UofT Law faculty authors: 

Anthony Niblett, 'Noise Reduction: The Screening Value of Qui Tam', 91 Wash. Univ. Law Review (forthcoming, 2014) (with Anthony J. Casey)

Abstract: 

Whistle-blowing mechanisms have long been recognized and used as tools to encourage the revelation of hidden information. The information sought is often evidence of otherwise undetectable fraud. An effective mechanism will be one that best deters such fraud. To do this, the mechanism needs to produce high-quality information that is not otherwise lost in the noise of low-quality information. In this paper, we present a model to explore how the use of a court-centric qui tam mechanism as opposed to an agency-driven mechanism can improve whistle blowing along these dimensions.

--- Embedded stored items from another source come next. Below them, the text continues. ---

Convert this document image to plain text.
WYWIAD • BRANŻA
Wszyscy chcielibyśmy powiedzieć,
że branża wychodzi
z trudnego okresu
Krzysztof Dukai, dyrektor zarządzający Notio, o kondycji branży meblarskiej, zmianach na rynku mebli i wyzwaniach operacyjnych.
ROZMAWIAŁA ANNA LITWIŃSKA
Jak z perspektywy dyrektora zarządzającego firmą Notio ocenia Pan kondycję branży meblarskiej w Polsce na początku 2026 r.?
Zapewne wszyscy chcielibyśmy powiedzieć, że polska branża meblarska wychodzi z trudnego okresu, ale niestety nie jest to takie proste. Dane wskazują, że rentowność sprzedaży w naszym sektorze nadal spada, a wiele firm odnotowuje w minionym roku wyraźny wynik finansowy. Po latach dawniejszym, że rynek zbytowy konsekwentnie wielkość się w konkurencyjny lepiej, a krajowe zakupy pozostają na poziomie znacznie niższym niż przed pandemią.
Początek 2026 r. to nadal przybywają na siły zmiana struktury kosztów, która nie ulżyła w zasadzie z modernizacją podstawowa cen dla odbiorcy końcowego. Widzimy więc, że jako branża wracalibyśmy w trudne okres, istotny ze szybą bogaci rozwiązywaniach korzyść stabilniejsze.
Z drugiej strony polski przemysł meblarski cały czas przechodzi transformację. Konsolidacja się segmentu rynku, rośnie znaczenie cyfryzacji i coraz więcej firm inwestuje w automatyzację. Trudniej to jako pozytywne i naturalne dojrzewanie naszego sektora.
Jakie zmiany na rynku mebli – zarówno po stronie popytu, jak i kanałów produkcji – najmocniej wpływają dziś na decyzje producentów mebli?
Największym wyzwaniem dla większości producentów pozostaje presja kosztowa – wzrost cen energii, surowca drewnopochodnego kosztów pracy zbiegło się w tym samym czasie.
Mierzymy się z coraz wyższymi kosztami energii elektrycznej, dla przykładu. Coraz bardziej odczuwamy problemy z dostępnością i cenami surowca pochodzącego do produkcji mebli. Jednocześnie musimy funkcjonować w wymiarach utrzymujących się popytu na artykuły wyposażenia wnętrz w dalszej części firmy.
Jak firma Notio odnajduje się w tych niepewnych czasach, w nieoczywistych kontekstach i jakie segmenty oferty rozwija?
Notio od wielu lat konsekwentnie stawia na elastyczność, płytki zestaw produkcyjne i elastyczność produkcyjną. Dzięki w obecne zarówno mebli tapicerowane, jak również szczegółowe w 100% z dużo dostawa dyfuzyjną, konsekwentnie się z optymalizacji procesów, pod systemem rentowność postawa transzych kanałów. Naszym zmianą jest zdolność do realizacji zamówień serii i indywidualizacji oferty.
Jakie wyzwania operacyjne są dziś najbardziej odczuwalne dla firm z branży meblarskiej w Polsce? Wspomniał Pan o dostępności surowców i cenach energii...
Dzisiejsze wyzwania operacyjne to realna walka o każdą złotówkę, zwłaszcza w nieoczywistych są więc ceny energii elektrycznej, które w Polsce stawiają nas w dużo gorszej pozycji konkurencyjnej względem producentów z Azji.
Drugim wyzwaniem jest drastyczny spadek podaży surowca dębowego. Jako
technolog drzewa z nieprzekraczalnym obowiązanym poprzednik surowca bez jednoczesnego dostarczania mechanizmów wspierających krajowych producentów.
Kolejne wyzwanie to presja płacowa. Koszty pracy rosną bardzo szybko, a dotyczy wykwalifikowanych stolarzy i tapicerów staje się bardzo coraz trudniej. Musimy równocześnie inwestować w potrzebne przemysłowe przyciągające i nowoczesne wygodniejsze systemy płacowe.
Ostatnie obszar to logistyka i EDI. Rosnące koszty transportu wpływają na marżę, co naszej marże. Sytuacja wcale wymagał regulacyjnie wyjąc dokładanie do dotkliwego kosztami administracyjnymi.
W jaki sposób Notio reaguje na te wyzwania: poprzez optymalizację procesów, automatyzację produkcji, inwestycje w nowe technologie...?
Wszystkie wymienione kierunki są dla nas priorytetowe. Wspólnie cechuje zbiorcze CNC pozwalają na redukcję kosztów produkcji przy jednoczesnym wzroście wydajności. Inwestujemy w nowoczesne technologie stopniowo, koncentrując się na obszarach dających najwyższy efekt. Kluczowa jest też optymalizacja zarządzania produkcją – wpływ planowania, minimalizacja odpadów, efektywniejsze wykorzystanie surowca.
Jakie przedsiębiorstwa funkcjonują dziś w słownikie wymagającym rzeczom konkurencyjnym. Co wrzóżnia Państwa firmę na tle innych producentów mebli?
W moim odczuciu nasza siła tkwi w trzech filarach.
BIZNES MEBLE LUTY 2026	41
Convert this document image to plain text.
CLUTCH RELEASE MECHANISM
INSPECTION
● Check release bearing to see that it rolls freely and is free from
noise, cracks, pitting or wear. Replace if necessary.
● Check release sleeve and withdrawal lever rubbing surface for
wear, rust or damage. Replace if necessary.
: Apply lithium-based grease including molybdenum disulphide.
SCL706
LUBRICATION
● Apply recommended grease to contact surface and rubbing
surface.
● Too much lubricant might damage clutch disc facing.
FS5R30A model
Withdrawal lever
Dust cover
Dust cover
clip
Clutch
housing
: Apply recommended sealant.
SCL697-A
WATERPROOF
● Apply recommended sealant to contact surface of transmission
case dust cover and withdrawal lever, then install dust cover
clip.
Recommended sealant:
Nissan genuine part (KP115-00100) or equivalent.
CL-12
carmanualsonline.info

In doing so, the paper compares two leading mechanisms that have been implemented in high-profile federal statutes. The first is the court-centric qui tam mechanism that is embodied in the False Claims Act. The second is the agency-centric whistleblower system enacted as part of the Dodd Frank Act. 

The model demonstrates that where there is asymmetric information, the qui tam mechanism – which allows whistleblowers to file lawsuits on behalf of the government – serves a central role in screening out low-quality information. This results because the qui tam process imposes a private cost commitment on the plaintiff that produces a separating equilibrium. That, in turn, improves enforcement and deterrence. This suggests the counterintuitive result that increasing costs and lowering rewards for whistleblowers can often lead to better enforcement and less fraud.

This analysis fills a conspicuous gap in the existing literature, which has ignored both the screening value of qui tam and the deterrent effects of whistleblower mechanisms generally.